The events (in no particular order): First-round wide receiver Rae Carruth was convicted of murdering his former girlfriend. Former Panthers tailback Fred Lane, once suspended for grabbing his crotch following a meaningless touchdown in a loss, was shot to death by his estranged wife in the foyer of their Charlotte home. Linebacker Kevin Greene, in a sideline rage, had to have his hands pried from the neck of assistant coach Kevin Steele.
Richardson was forced to fire Capers, a man everyone figured might be coach for life in Carolina, and not long after rewarding him a lucrative contract extension. His successor, former San Francisco coach George Seifert, lasted just three seasons and averaged 5.3 victories, after eight years with the 49ers in which he never won fewer than 10.
|“||It's [silly] to even think about. But maybe there is some kind of curse. I mean, every time things are going good, it seems like something bad happens to [offset] the positives. It's kind of strange, all the things that have happened.”|
|—Former Panthers WR Muhsin Muhammad|
There was also a spate of DUIs. First-round cornerback Rashard Anderson was suspended for a repeat violation of the NFL substance abuse policy, and four years later, still hasn't met stipulations for reinstatement. Wide receiver Steve Smith, currently the most electrifying big-play performer on the team, once slugged a teammate during a film review session. Last season, coming off a Super Bowl XXXVIII appearance that really should have been a springboard for continued success, injuries to several key performers sent the Panthers into a swan dive.

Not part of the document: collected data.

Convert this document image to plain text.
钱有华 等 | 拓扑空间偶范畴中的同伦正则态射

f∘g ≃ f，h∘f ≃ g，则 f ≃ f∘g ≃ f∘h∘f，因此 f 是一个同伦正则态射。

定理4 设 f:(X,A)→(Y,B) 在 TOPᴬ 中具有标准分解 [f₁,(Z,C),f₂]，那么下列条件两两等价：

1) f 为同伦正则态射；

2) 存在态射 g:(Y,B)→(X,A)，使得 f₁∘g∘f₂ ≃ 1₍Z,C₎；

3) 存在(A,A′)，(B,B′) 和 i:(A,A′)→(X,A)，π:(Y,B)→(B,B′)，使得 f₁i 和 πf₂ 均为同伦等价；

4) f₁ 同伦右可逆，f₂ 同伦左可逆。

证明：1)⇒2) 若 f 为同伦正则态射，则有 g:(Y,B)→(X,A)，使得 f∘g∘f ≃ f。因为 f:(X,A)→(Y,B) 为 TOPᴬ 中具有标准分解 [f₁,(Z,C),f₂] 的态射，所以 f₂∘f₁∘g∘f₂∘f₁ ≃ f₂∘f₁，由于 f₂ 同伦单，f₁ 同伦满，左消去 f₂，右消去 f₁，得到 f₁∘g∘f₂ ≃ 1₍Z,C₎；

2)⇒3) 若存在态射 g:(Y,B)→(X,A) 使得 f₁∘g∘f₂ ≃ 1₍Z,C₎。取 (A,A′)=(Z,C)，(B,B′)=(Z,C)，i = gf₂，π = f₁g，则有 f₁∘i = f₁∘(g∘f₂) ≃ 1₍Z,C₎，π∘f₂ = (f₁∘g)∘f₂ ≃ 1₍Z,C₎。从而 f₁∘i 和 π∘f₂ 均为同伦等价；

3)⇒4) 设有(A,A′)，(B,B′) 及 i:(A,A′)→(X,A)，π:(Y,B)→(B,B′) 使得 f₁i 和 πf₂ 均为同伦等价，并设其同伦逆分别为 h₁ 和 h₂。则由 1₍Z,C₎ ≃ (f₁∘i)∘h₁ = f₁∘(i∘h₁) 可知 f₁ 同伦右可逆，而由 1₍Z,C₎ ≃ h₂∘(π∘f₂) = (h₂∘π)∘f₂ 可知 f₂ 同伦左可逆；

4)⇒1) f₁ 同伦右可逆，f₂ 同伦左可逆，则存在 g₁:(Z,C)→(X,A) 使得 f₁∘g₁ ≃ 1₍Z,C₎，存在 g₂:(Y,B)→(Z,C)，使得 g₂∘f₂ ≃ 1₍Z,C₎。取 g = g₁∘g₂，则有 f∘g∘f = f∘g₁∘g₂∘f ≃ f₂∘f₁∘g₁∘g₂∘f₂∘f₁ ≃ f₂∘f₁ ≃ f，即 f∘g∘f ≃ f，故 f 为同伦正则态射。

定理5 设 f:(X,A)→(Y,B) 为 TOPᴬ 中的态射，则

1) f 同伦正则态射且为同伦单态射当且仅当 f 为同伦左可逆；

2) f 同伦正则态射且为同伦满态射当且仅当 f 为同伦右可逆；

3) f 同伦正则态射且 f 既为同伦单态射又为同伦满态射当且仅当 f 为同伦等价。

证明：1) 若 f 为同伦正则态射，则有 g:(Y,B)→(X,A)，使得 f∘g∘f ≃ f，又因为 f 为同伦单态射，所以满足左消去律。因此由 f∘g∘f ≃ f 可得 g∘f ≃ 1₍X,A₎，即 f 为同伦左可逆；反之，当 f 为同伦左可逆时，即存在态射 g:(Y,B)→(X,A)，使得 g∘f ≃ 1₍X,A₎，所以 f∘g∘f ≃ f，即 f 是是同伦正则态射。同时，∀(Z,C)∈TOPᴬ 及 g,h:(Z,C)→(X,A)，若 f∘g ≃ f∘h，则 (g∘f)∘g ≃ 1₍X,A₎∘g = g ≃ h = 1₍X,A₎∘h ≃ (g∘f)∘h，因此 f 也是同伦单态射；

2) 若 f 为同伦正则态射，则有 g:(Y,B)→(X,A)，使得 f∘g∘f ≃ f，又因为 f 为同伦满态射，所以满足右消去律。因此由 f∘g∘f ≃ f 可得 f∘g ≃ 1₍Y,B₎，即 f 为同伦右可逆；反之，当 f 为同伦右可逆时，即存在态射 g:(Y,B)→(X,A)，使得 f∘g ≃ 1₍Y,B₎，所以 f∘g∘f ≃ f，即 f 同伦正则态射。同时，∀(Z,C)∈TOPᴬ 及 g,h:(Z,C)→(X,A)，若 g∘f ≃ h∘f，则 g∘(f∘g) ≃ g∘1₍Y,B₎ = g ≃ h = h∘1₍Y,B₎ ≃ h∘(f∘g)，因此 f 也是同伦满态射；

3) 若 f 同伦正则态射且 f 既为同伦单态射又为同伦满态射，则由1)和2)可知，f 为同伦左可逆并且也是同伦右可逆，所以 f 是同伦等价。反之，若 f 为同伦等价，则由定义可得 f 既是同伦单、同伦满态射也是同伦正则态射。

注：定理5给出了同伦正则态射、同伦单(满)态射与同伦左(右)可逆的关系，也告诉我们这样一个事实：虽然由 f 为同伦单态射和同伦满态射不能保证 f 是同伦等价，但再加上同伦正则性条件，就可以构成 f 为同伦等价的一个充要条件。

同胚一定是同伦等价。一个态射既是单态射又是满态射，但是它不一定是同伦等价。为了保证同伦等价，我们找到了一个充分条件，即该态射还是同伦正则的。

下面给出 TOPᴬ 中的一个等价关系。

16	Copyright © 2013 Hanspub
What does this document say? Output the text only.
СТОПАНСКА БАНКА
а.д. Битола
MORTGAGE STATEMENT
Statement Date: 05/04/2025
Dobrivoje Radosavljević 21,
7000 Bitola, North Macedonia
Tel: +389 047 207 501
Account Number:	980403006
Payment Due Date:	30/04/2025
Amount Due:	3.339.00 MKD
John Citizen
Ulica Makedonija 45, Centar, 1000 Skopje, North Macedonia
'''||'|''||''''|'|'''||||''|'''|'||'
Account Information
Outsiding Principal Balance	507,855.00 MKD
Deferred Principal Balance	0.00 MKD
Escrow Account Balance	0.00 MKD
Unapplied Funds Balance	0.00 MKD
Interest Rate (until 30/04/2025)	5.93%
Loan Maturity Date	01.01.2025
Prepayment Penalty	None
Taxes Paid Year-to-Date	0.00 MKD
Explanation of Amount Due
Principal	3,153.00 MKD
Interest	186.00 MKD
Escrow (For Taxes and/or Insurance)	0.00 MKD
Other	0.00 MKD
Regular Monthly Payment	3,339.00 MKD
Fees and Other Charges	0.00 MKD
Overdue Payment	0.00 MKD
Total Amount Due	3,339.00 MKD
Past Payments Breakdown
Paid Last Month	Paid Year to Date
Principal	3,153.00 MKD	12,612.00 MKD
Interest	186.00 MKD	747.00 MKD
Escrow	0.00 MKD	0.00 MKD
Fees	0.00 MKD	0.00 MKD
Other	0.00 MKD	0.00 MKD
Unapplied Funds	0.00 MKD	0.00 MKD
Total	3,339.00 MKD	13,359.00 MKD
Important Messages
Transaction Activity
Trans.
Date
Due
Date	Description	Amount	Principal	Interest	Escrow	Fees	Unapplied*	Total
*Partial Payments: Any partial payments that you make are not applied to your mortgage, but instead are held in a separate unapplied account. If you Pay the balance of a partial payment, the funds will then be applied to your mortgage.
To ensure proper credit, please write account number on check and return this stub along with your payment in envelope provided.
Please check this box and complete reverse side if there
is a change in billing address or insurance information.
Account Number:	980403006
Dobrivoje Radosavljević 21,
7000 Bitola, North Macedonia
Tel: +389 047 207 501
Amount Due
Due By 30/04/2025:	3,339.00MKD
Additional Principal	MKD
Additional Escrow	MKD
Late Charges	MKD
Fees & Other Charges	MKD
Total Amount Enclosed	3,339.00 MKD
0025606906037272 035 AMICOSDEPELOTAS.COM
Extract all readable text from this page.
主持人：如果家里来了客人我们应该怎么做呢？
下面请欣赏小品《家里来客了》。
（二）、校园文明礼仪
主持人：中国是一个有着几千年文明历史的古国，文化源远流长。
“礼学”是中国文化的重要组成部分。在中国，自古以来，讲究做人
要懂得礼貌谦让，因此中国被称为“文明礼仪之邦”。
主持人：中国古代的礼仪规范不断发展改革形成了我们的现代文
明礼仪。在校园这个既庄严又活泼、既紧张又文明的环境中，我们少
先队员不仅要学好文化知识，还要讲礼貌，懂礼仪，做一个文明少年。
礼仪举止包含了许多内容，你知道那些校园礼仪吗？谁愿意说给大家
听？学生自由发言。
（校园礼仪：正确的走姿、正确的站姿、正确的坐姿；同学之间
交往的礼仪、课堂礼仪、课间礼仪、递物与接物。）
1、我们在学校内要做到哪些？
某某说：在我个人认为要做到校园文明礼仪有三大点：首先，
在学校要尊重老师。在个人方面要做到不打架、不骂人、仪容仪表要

Now, unwitting or not, the franchise is again under the microscope because of the steroid investigation. And again in mourning because of the insidious cancer that took the life of its most beloved star and threatens the career of another standout performer.
There have been isolated times in which the Panthers could only blame themselves for their setbacks. Yet many of the wounds were anything but self-inflicted. Even the critics who contend, years after the fact, that the Panthers should have conducted more thorough background checks on Carruth, for instance, allow that not even the most astute FBI profiler could have predicted the wide receiver would be convicted of murder.
Sometimes, as the history of the Panthers has often demonstrated, due diligence simply isn't enough.
"Stuff like that, you can't always see it coming," said veteran safety Mike Minter last summer, long before this recent string of misfortune. "Things happen.
"But for whatever reason, they seem to happen around here more often, you know?"
Len Pasquarelli is a senior writer for ESPN.com.